The food movement and aperitif culture also get some credit, with Ward saying today’s consumers have an appetite for discovery when it comes to flavours. “What’s generating the spread of vermouth is the food movement and a curiosity of taste. The UK is a hybrid of multiple cultures. When we do a masterclass we educate on what the flavours are but emphasise that taste is as unique as a fingerprint. Education around flavours has evolved.”

Martini’s Vazquez concurs: “Globally as a trend we will see a change in the way consumers eat and drink. They are becoming more Italian, eating and drinking well. It’s a fluid occasion. Vermouth is sessionable and refreshing so lends itself perfectly to this.”

And how is until-recently unfashionable vermouth targeting that holy grail of drinks audiences, the millennial consumer?

Duff responds: “Classic vermouth houses such as Martini have responded by making vermouths with a stronger influence of the base wines, inspired by the likes of modern brands such as La Quintinye (a Pineau-des-Charentes base) and Imbue (a Pinot Noir base). This gels very much with millennials’ desire for clean flavours and fundamental tastes, without masking or concealing with the use of flavourings layered over an industrial-wine base, which is the default.

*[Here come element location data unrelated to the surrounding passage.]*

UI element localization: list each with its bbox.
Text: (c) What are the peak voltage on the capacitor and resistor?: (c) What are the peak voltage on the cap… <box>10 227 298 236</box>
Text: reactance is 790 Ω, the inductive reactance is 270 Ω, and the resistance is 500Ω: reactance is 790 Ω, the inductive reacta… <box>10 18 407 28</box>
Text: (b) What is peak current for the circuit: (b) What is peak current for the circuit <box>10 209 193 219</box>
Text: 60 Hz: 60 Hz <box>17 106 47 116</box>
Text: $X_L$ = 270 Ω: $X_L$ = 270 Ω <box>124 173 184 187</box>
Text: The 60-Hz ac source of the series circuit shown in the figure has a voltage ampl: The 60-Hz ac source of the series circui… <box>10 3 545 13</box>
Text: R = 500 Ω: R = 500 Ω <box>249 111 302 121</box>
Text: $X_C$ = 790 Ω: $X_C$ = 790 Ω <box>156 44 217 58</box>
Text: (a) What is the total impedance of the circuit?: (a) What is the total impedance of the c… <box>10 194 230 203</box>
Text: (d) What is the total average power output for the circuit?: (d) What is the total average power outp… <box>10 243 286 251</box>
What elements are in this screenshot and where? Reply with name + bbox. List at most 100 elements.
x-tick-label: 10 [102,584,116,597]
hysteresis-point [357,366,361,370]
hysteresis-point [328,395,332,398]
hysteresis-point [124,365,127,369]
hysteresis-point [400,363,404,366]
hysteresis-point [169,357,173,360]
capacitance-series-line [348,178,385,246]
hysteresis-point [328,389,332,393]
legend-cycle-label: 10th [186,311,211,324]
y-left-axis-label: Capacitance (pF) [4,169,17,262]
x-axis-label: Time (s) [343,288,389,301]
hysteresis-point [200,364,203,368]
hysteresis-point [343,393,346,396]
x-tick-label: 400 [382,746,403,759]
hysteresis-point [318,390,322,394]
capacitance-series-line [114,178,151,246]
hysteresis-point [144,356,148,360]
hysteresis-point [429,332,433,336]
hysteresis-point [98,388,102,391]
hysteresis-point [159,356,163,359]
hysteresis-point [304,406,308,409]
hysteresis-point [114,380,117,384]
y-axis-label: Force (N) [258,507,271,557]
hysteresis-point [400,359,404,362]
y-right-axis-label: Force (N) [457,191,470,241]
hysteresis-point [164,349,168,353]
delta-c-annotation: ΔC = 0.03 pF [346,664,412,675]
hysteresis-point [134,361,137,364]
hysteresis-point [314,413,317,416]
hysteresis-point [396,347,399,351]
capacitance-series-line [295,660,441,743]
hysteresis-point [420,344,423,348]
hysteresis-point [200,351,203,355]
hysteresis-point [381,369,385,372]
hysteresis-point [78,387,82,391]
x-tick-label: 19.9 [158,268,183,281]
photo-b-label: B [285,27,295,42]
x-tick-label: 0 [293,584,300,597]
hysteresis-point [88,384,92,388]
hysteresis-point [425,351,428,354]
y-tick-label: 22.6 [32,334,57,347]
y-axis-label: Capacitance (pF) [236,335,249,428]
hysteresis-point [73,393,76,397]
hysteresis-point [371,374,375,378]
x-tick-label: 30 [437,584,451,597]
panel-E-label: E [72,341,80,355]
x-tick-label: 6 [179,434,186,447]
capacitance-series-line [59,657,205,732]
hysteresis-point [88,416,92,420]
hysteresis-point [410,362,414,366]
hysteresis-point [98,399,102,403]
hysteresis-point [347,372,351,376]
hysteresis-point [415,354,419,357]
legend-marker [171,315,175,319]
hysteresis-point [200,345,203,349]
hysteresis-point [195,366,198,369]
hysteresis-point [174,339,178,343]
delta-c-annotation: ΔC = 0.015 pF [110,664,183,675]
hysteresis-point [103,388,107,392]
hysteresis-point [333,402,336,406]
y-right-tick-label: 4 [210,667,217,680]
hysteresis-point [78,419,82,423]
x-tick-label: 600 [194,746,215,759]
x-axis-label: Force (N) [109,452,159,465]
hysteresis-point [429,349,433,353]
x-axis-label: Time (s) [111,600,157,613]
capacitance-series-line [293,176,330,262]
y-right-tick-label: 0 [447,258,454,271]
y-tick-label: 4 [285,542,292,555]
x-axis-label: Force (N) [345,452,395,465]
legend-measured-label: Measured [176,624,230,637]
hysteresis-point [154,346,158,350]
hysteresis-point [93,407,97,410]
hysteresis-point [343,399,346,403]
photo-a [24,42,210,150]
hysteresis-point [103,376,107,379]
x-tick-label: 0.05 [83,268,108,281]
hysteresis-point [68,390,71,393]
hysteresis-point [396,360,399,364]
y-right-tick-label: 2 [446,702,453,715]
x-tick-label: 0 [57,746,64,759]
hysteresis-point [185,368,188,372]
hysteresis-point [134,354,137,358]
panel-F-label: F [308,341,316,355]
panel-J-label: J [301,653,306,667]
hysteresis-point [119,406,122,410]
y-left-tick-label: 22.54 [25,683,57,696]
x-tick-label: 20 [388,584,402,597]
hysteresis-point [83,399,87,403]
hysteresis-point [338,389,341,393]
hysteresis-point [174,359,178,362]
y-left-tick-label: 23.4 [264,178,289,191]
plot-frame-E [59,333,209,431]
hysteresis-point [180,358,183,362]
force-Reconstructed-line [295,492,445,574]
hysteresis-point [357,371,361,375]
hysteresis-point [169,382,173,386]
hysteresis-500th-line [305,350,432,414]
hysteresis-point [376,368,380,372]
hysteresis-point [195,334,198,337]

“Vermouths being made specifically to be used in cocktails are a real game-changer and, while a lot of the innovation out there results in vermouth I’d rather not drink myself, all that innovation taken as a whole is bringing vermouth to some very new and exciting places.”

But might some of those places prove too far flung for consumers or were the lessons really learned from vodka’s mistakes? “It’s already happening that it might be going too far with aromatics,” says Ward. “You need to drive home one thing consistently before it sinks in. As a brand we have to get singular with our positioning. People need to understand the foundation before you can get to the funky twist.”

Given that vermouth can contain anything from 20 to 40 botanicals, producing flavours ranging from savoury and earthy to citrus, spice and tropical fruit, there’s surely plenty of opportunity for it to go horribly wrong. but, for now, there’s no rush to start importing that rama lamma lamma ka dinga da dinga dong.